Joomla 1.6 – Ein kritischer Überblick

Redaktion
27.05.2011
Joomla 1.6 – Ein kritischer Überblick

Seit Januar gibt es nun endlich eine neue Version von Joomla. Die Version 1.6, die sich recht lange in der Entwicklung befand wurde als „Stable Version“ veröffentlicht und ließ somit das Herz vieler CMS-Fans und Webmaster höher schlagen.
Schon die Vorgänger-Version 1.5 hatte einiges zu bieten und gehört ohne Zweifel zu den mächtigsten Content Management Systemen im Web. Mit 1.6 konnte ja eigentlich alles nur besser werden…
…in vielen Fällen kann man das auch so unterschreiben. Die Entwickler haben sich an vielen Stellen wirklich Gedanken gemacht und an den richtigen Schrauben gedreht. Trotzdem erweckt die „fertige Version“ an vielen Stellen einen unfertigen Eindruck.

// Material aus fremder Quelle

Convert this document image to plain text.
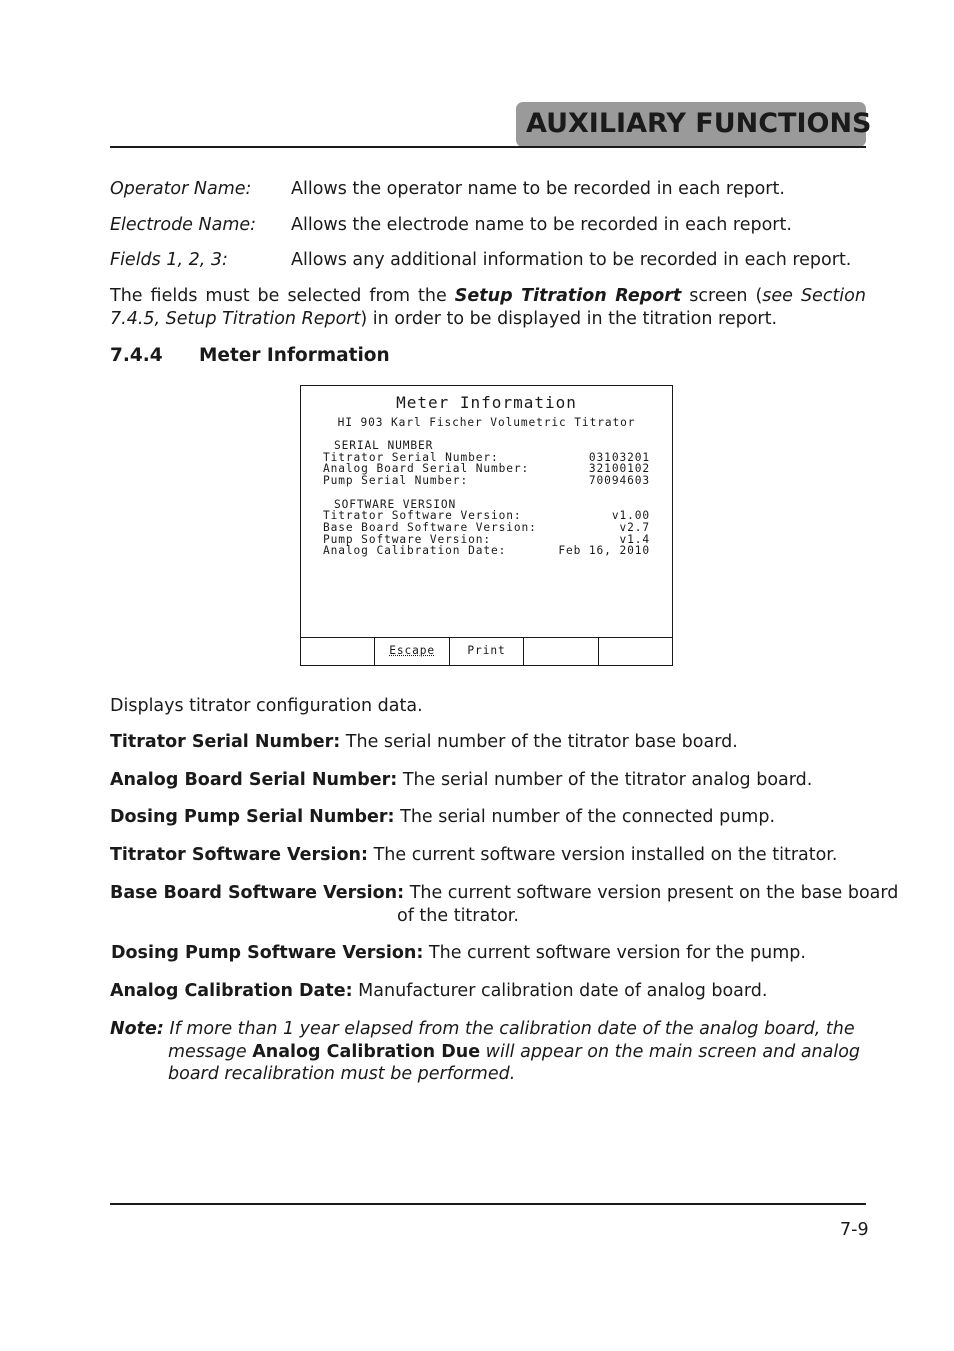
AUXILIARY FUNCTIONS
Operator Name: Allows the operator name to be recorded in each report.
Electrode Name: Allows the electrode name to be recorded in each report.
Fields 1, 2, 3:	Allows any additional information to be recorded in each report.
The fields must be selected from the Setup Titration Report screen (see Section 7.4.5, Setup Titration Report) in order to be displayed in the titration report.
7.4.4 Meter Information
Meter Information
HI 903 Karl Fischer Volumetric Titrator
SERIAL NUMBER
Titrator Serial Number:	03103201
Analog Board Serial Number:	32100102
Pump Serial Number:	70094603
SOFTWARE VERSION
Titrator Software Version:	v1.00
Base Board Software Version:	v2.7
Pump Software Version:	v1.4
Analog Calibration Date:	Feb 16, 2010
Escape	Print
Displays titrator configuration data.
Titrator Serial Number: The serial number of the titrator base board.
Analog Board Serial Number: The serial number of the titrator analog board.
Dosing Pump Serial Number: The serial number of the connected pump.
Titrator Software Version: The current software version installed on the titrator.
Base Board Software Version: The current software version present on the base board
of the titrator.
Dosing Pump Software Version: The current software version for the pump.
Analog Calibration Date: Manufacturer calibration date of analog board.
Note: If more than 1 year elapsed from the calibration date of the analog board, the
message Analog Calibration Due will appear on the main screen and analog
board recalibration must be performed.
7-9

Das beginnt schon beim Backend, das an vielen Stellen aufgebohrt wurde. Grafisch ist das wirklich nett anzuschauen, denn die Icons haben einen neuen Look bekommen und auch an der Anordnung hat man gearbeitet. So sind nun viele Bereiche deutlich einfacher und schneller zu erreichen.
Eine der größten Kritikpunkte ist an dieser Stelle aber die fehlende Unterstützung alter Browser, wie zum Beispiel dem Internet Explorer 6.


Natürlich sollte dieses Relikt aus alten Zeiten längst verschwunden sein. Fakt ist aber, dass gerade viele große Firmen (in denen ja zum Teil auch Joomla im Intranet zum Einsatz kommt) noch immer auf alte Systeme setzen und dazu gehört auch die Nutzung des IE6. Mit dem Browser-Dinosaurier ist eine Navigation im neuen Joomla 1.6er Backend aber kaum noch möglich. Man mag sich über diesen Punkt streiten, aber universell einsetzbar ist das CMS damit definitiv nicht.
Grandios sind hingegen die neuen Nutzerrechte, die man jetzt sehr einfach zuweisen kann. Nun ist es möglich ganz eigene Usertypen zu erstellen und man hat zudem die Möglichkeit jedem Usertypen bestimmte Eigenschaften zuzuweisen. Gerade bei großen Communitys oder großen redaktionellen Seiten ein absoluter Pluspunkt. Allerdings hat man hier auch nur aufgeholt zu anderen Systemen wie z.B. Drupal oder Wordpress, die diese Rechteverwaltung schon lange im Gepäck haben. Man hätte von den Joomla-Entwicklern durchaus etwas mehr Innovation erwarten dürfen und neue Ideen, um Joomla als Wegweiser für andere Systeme zu definieren.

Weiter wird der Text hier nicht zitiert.